From Ingress NGINX to Higress: migrating 60+ resources in 30 minutes with AI
Source: CNCF Blog
Overview
With the official retirement of Ingress NGINX in March 2026, enterprise platform teams face an urgent security and compliance mandate. Continuing to run a retired controller leaves critical infrastructure exposed to unpatched vulnerabilities. For an infrastructure engineer managing a cluster with over 60 complex Ingress resources, the challenge was clear: find a modern, enterprise‑ready replacement that could be adopted without months of manual refactoring.
Why Higress for the AI era?
Higress, built on Envoy and Istio, is an AI‑native API gateway that addresses the shortcomings of legacy controllers while offering specialized features for Large Language Models (LLMs).
- AI‑Native Architecture – Treats LLMs as first‑class citizens with token‑based rate limiting (to control model costs) and caching capabilities (to reduce latency for common prompts).
- LLM Protocol Governance – Provides a unified protocol for interfacing with various LLM providers, enabling seamless model swaps behind a single secure endpoint.
- Zero‑Downtime Reliability – Leverages Envoy’s xDS protocol for configuration updates in milliseconds, eliminating the “NGINX reload” issue that disrupts persistent AI streaming and gRPC connections.
- Model Context Protocol (MCP) – Supports hosting MCP servers, allowing AI agents to securely interact with enterprise tools and data via the gateway.

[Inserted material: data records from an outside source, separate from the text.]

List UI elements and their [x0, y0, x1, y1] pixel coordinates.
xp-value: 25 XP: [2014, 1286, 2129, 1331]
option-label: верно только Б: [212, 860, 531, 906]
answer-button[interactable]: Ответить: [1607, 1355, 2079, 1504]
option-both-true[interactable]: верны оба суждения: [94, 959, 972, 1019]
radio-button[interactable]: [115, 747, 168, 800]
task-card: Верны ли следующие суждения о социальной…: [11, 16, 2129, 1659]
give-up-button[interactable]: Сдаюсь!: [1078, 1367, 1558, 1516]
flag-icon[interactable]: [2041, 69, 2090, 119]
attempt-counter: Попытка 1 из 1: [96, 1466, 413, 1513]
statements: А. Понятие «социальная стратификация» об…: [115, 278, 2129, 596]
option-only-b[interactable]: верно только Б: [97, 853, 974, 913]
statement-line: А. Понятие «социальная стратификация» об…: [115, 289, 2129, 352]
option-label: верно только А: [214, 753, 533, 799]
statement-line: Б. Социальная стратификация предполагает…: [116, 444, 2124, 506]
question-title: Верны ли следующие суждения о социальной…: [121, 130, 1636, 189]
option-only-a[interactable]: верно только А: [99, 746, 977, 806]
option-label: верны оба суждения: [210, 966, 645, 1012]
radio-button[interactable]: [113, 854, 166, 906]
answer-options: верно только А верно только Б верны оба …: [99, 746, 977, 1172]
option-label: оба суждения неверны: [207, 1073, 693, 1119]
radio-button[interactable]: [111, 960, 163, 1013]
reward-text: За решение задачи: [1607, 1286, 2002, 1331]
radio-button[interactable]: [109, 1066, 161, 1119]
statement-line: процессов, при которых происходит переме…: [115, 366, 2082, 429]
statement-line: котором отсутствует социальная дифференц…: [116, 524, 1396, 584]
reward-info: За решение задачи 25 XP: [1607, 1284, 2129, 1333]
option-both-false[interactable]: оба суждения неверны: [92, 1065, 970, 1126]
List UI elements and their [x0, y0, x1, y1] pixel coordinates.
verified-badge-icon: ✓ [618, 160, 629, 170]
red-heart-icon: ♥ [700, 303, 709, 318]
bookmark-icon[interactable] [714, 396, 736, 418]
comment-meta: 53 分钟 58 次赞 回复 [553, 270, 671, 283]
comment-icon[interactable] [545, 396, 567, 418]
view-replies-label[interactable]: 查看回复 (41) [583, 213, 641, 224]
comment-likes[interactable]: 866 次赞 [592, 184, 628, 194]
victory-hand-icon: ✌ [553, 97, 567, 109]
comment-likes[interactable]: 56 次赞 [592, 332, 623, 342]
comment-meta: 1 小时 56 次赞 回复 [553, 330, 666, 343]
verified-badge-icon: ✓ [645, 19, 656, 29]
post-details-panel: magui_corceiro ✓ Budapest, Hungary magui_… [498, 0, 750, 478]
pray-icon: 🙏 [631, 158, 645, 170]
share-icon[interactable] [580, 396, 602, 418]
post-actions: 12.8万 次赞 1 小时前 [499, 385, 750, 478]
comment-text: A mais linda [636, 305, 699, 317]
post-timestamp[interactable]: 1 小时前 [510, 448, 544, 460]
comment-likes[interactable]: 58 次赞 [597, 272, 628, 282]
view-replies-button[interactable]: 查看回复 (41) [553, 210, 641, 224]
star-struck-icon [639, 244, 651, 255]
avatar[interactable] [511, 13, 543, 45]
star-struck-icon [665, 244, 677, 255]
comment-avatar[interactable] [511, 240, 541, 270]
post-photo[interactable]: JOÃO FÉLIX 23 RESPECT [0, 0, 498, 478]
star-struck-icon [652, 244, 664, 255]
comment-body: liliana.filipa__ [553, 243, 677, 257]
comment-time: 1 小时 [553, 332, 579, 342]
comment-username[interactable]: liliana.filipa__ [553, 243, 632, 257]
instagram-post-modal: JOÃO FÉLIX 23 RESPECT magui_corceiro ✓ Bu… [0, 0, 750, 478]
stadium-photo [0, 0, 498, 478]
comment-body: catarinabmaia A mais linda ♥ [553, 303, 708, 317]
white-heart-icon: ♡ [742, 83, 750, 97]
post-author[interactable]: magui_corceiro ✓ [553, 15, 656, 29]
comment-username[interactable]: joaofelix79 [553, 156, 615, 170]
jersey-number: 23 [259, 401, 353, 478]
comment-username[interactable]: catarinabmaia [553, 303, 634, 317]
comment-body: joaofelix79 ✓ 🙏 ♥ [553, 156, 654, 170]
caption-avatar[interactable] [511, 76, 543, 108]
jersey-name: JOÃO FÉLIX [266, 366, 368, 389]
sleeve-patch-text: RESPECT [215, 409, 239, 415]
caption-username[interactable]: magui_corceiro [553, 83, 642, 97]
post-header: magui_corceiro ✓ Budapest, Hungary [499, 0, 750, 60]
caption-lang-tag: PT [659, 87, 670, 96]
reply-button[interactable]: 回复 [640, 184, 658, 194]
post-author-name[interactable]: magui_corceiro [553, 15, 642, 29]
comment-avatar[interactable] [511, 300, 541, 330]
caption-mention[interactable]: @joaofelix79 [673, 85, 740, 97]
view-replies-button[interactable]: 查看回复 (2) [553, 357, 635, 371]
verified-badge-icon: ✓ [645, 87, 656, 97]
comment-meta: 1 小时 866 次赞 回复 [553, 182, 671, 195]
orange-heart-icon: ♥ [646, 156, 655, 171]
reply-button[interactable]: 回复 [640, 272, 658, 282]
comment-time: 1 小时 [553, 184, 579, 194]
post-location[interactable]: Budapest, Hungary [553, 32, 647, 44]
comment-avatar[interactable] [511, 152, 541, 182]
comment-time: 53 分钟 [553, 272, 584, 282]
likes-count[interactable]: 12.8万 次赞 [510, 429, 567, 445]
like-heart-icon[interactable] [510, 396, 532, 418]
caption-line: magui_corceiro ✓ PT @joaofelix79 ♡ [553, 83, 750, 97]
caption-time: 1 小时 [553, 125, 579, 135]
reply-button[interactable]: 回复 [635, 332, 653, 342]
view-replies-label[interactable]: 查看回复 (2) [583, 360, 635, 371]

AI‑Assisted Migration Workflow
1. Understanding the Current State
An AI agent equipped with the nginx-to-higress-migration skill (link) audited the cluster, automatically identifying all Ingress resources and flagging NGINX‑specific annotations that required translation.
2. Risk‑Free Simulation
To verify that migration would not break production traffic, a simulated environment was created with Kind (Kubernetes in Docker). Higress was installed with status updates disabled (global.enableStatus=false) so it would not modify the Ingress status field, allowing it to coexist with NGINX and enabling side‑by‑side testing of routing logic.
3. Solving Custom Logic with WASM
For complex NGINX snippets flagged during analysis, the higress-wasm-go-plugin skill (link) generated high‑performance WebAssembly (WASM) plugins that replicated custom Lua or NGINX logic within the Higress sandbox.
Outcome: 30 Minutes to Compliance
By leveraging Higress’s native NGINX compatibility and AI‑assisted validation, the entire migration was completed in just half an hour.
| Phase | AI Agent Task | Outcome |
|---|---|---|
| Analysis | Audit 60+ Ingress resources | Full gap analysis in < 1 minute |
| Simulation | Mirror environment in Kind | Verified “digital twin” with < 10 minutes of manual typing |
| Plugin Dev | WASM plugin generation | Custom snippets translated in < 2 minutes |
| Execution | Generate final runbook | Production‑ready in 30 minutes |
The retirement of Ingress NGINX is not merely a migration hurdle; it is an opportunity to upgrade to a more resilient, AI‑ready architecture. Moving to Higress gives organizations an enterprise‑grade gateway built on Envoy and Istio, ready for the future of LLM integration.